Перед второй мировой войной, когда над Польшей нависла угроза немецкой оккупации, СССР не раз предлагал Польше свою помощь, в том числе и военную, но был отвергнут. Тогда нам пришлось позаботиться об укреплении своих западных границ. Заключив пакт Молотова — Риббентропа в 1939 году, СССР сразу перечеркнул планы нацистов на создание некоего марионеточного государства "Самостоятельной польской и галицийской Украины", составленного из территорий Западной Украины и Западной Белоруссии. Советское правительство потребовало от Германии убрать с этих земель свои войска, оказавшиеся там после блицразгрома Польши в сентябре 1939 года. День, когда руководители рейха были вынуждены принять решение о выводе своих войск, начальник Генштаба, сухопутных войск Ф. Гальдер назвал "днем позора немецкого политического руководства".

Наши войска вступили на родные земли Западной Украины и Западной Белоруссии и первыми увидели тяжелые последствия восемнадцатилетнего польского владычества.

Нужно заметить, что в течение многих лет польские власти пытались сыграть свою партию-соло в антисоветской европейской игре.

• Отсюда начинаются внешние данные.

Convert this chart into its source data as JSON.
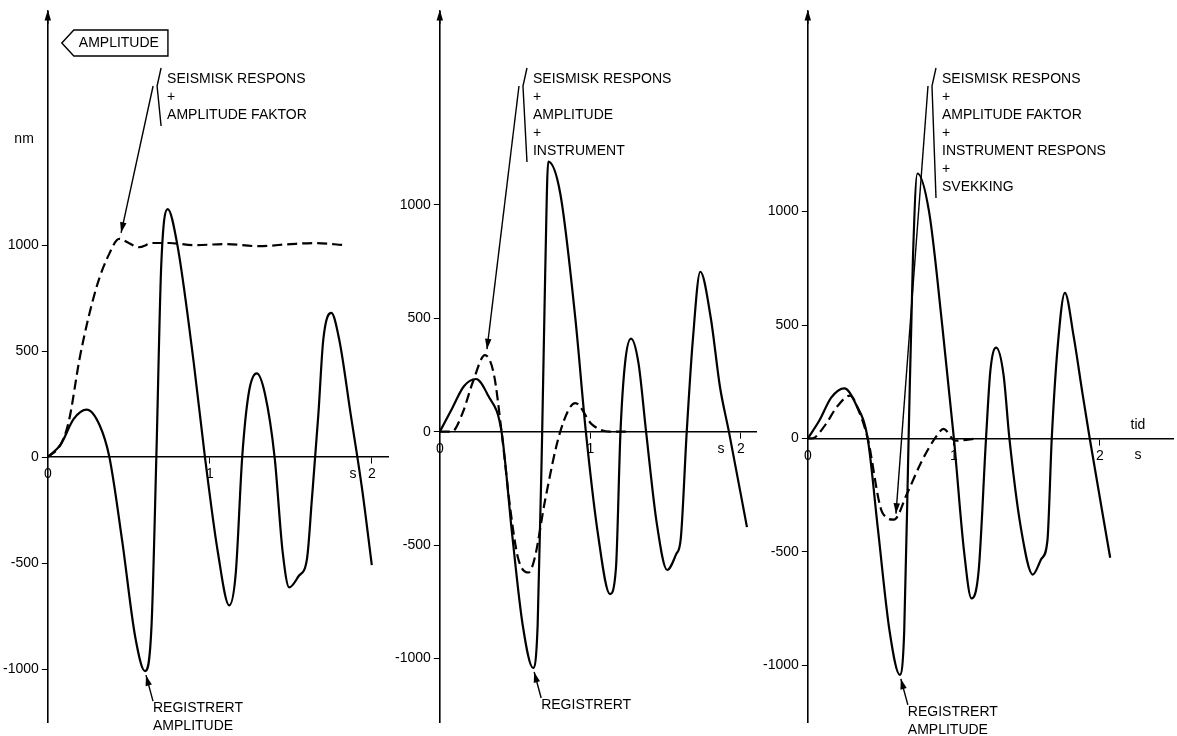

Еще за день до подписания в 1921 году Рижского мирного договора, по которому к Польше отходили Западная Украина и Западная Белоруссия, МИД направил в свои заграничные дипломатические миссии Инструкцию. В ней говорилось, что "следует и дальше поддерживать враждебные Советской России элементы, как русские, так и украинские, белорусские и кавказские. Наши интересы на востоке не кончаются на линии наших границ. Нам. небезразлична судьба земель исторической Речи Посполитой, отделенных от нас будущим Рижским договором".

Получив эти земли, польские власти начали первым делом изменять их демографическую структуру, усиленно переселяя сюда поляков из центральной Польши, насаждая так называемое осадничество.

Осадничество резко обострило межнациональные отношения, так как это переселение и наделение поляков землей осуществлялось за счет дискриминации местных жителей, ущемления славянского населения. В 1924 году для "сдерживания", а точнее для обуздания граждан украинской и белорусской национальностей был создан Корпус Пограничной Охраны (КОП), а в 1934 году — концлагерь для "неблагонадежных" в Березе Картузской (Западная Белоруссия). Второй такой же лагерь соорудили в 1936 году в Бяло-Подляске.